Two months ago the company released preliminary data from the Contrave trials that it said showed that Contrave could be used to help prevent heart attacks, based on the completion of about a quarter of the study.
That declaration was met with resistance from Dr. Steven Nissen of the Cleveland Clinic and lead researcher during the Contrave trials. Nissen disputed the company's claims that Contrave showed cardiovascular benefits, saying that patients were taking the treatment on "unreliable or unstable" data.
Contrave was prescribed 117,000 times during its first three months on the market, according to Forbes, an unprecedented amount for a weight loss drug, before the company's heart benefits announcement in March.
The FDA conditionally approved Contrave with the requirement that the drug complete several post-marketing trials including the cardiovascular study known as Light, which the company halted today.
Orexigen noted that it plans to reopen the study, who's original completion date was 2017, later this year with a targeted completion date of 2022.

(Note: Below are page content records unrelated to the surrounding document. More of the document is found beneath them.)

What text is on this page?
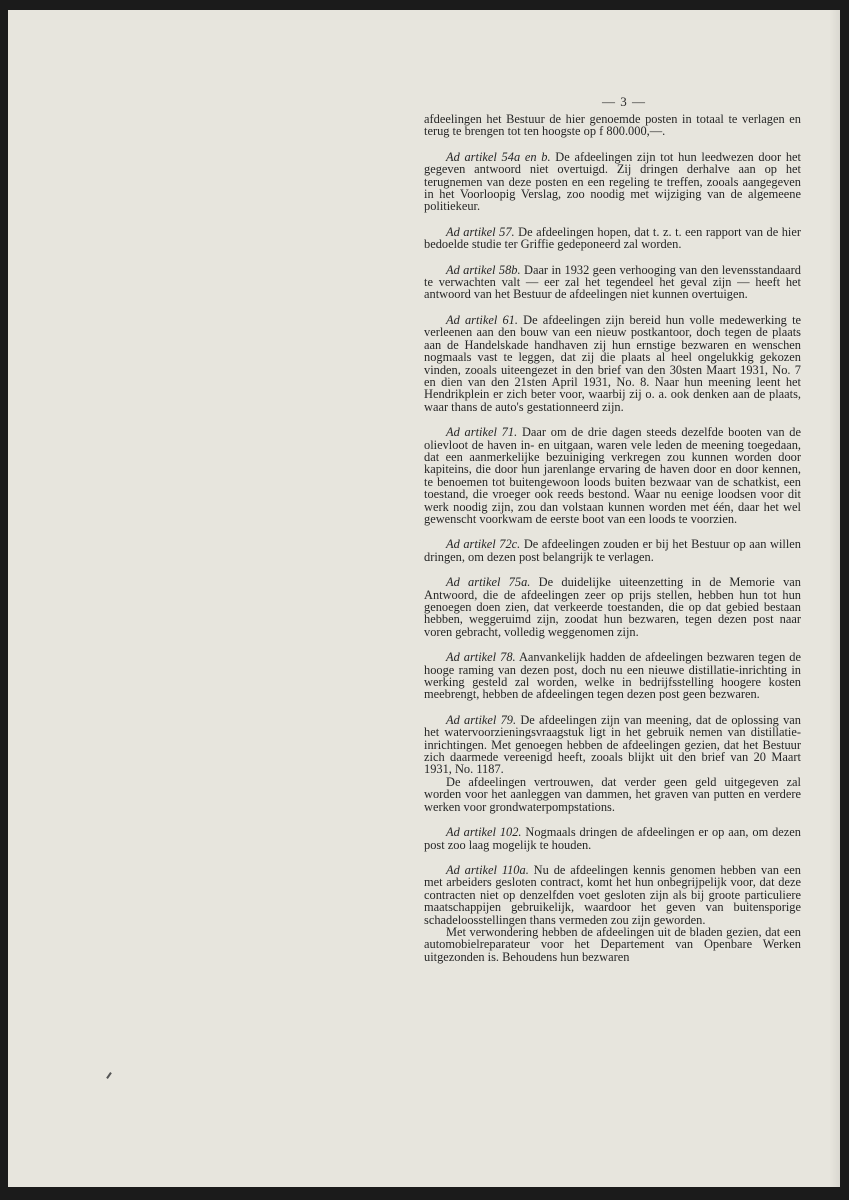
— 3 —

afdeelingen het Bestuur de hier genoemde posten in totaal te verlagen en terug te brengen tot ten hoogste op f 800.000,—.

Ad artikel 54a en b. De afdeelingen zijn tot hun leedwezen door het gegeven antwoord niet overtuigd. Zij dringen derhalve aan op het terugnemen van deze posten en een regeling te treffen, zooals aangegeven in het Voorloopig Verslag, zoo noodig met wijziging van de algemeene politiekeur.

Ad artikel 57. De afdeelingen hopen, dat t. z. t. een rapport van de hier bedoelde studie ter Griffie gedeponeerd zal worden.

Ad artikel 58b. Daar in 1932 geen verhooging van den levensstandaard te verwachten valt — eer zal het tegendeel het geval zijn — heeft het antwoord van het Bestuur de afdeelingen niet kunnen overtuigen.

Ad artikel 61. De afdeelingen zijn bereid hun volle medewerking te verleenen aan den bouw van een nieuw postkantoor, doch tegen de plaats aan de Handelskade handhaven zij hun ernstige bezwaren en wenschen nogmaals vast te leggen, dat zij die plaats al heel ongelukkig gekozen vinden, zooals uiteengezet in den brief van den 30sten Maart 1931, No. 7 en dien van den 21sten April 1931, No. 8. Naar hun meening leent het Hendrikplein er zich beter voor, waarbij zij o. a. ook denken aan de plaats, waar thans de auto's gestationneerd zijn.

Ad artikel 71. Daar om de drie dagen steeds dezelfde booten van de olievloot de haven in- en uitgaan, waren vele leden de meening toegedaan, dat een aanmerkelijke bezuiniging verkregen zou kunnen worden door kapiteins, die door hun jarenlange ervaring de haven door en door kennen, te benoemen tot buitengewoon loods buiten bezwaar van de schatkist, een toestand, die vroeger ook reeds bestond. Waar nu eenige loodsen voor dit werk noodig zijn, zou dan volstaan kunnen worden met één, daar het wel gewenscht voorkwam de eerste boot van een loods te voorzien.

Ad artikel 72c. De afdeelingen zouden er bij het Bestuur op aan willen dringen, om dezen post belangrijk te verlagen.

Ad artikel 75a. De duidelijke uiteenzetting in de Memorie van Antwoord, die de afdeelingen zeer op prijs stellen, hebben hun tot hun genoegen doen zien, dat verkeerde toestanden, die op dat gebied bestaan hebben, weggeruimd zijn, zoodat hun bezwaren, tegen dezen post naar voren gebracht, volledig weggenomen zijn.

Ad artikel 78. Aanvankelijk hadden de afdeelingen bezwaren tegen de hooge raming van dezen post, doch nu een nieuwe distillatie-inrichting in werking gesteld zal worden, welke in bedrijfsstelling hoogere kosten meebrengt, hebben de afdeelingen tegen dezen post geen bezwaren.

Ad artikel 79. De afdeelingen zijn van meening, dat de oplossing van het watervoorzieningsvraagstuk ligt in het gebruik nemen van distillatie-inrichtingen. Met genoegen hebben de afdeelingen gezien, dat het Bestuur zich daarmede vereenigd heeft, zooals blijkt uit den brief van 20 Maart 1931, No. 1187.

De afdeelingen vertrouwen, dat verder geen geld uitgegeven zal worden voor het aanleggen van dammen, het graven van putten en verdere werken voor grondwaterpompstations.

Ad artikel 102. Nogmaals dringen de afdeelingen er op aan, om dezen post zoo laag mogelijk te houden.

Ad artikel 110a. Nu de afdeelingen kennis genomen hebben van een met arbeiders gesloten contract, komt het hun onbegrijpelijk voor, dat deze contracten niet op denzelfden voet gesloten zijn als bij groote particuliere maatschappijen gebruikelijk, waardoor het geven van buitensporige schadeloosstellingen thans vermeden zou zijn geworden.

Met verwondering hebben de afdeelingen uit de bladen gezien, dat een automobielreparateur voor het Departement van Openbare Werken uitgezonden is. Behoudens hun bezwaren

TheStreet Ratings team rates OREXIGEN THERAPEUTICS INC as a Sell with a ratings score of D. TheStreet Ratings Team has this to say about their recommendation:
"We rate OREXIGEN THERAPEUTICS INC (OREX) a SELL. This is driven by several weaknesses, which we believe should have a greater impact than any strengths, and could make it more difficult for investors to achieve positive results compared to most of the stocks we cover. The company's weaknesses can be seen in multiple areas, such as its poor profit margins and generally high debt management risk."